Bücher to go

Die Buchläden in Berlin sind ein Traum: bunt, indie, groß, englisch, deutsch-türkisch, Fachliteratur, Katzenbuchhandlung, alles da. Als bekennende Bibliophile bin ich stets auf der Suche nach neuem Stoff.

An dieser Stelle schreibt unsere Reporterin Genna-Luisa Thiele regelmäßig eine Kolumne über aktuelle Gedanken, die sie sich macht. Irgendwo zwischen Provokation, Schönmale und -Musikerei, Mitteilungswahn und Mittelfingermentalität sollen sich die Themen, Artikel und Dinge, die hier landen bewegen – von euch beurteilt und kommuniziert werden!

Aber Buchläden haben Öffnungszeiten.

Heißhunger auf Druckerschwärze 
Kommt meine Lust auf fremde Welten zwischen zwei Buchdeckeln also nachts, muss ich warten.

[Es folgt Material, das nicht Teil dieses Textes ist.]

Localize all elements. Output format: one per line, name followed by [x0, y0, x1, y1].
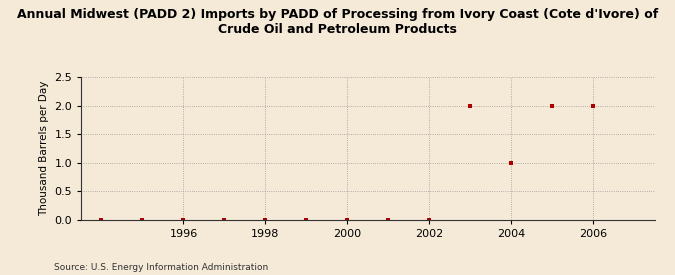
Text: Source: U.S. Energy Information Administration: Source: U.S. Energy Information Administ… — [54, 263, 268, 272]
Text: Annual Midwest (PADD 2) Imports by PADD of Processing from Ivory Coast (Cote d'I: Annual Midwest (PADD 2) Imports by PADD … — [17, 8, 658, 36]
Y-axis label: Thousand Barrels per Day: Thousand Barrels per Day — [38, 81, 49, 216]
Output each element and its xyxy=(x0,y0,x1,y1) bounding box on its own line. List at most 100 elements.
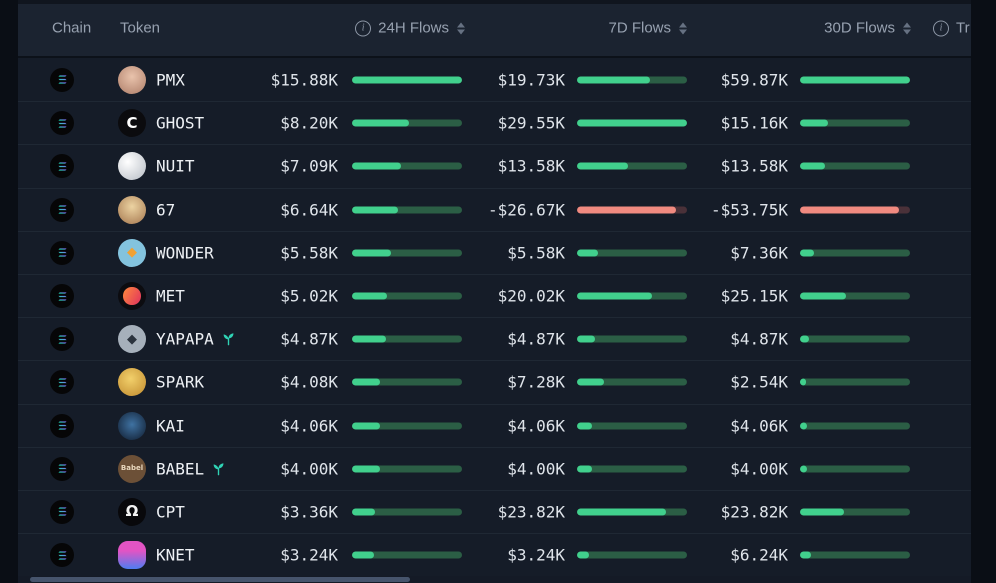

Muss ausharren und im Halbdunkel meine Bücherregale nach Stoff durchforsten. Ich kann diesen Hunger schwer stoppen.

Unterwegs von Termin zu Termin hetzend, nehme ich mir oft, aber nicht immer Zeit, um die Buchläden zu stürmen und sie mit schweren Papiertüten voll Romanen und Sachbüchern zu verlassen. Nur dann stellt sich Befriedung ein.

Noch so ein bekannter Hunger
…ist der Jieper nach Süßem, Salzigem, Saftigem to go. In den großen Städten Deutschlands gibt es für diesen Heißhunger Automaten an den Bahnhöfen.

Ich stehe auf Kriegsfuß mit diesen Automaten, zu oft haben sie mein Geld genommen ohne mir meine Schoki zu geben. Tritte, Flüche, Sprungtritte gegen die Plastikscheibe zum Trotz. Das liegt an dem nicht ganz ausgefeiltem System. Aber es besteht doch die Chance, dass es klappt.

Manchmal vertraut man dieser geringen Wahrscheinlichkeit, weil der Magen knurrt und bellt. Streunert erst unentschlossen hin und her. Zählt das Kleingeld im Portemonnaie, mit hungrig zittrigen Fingern. Zweifelt wie immer an der Reihenfolge: erst Zahl oder erst Münze? Schiebt diese dann in den vorgesehenen Schlitz oder Schieber, wählt die Beute und holt dann bestenfalls seinen Riegel oder seine Tüte Chips mit verrenktem Handgelenk hervor.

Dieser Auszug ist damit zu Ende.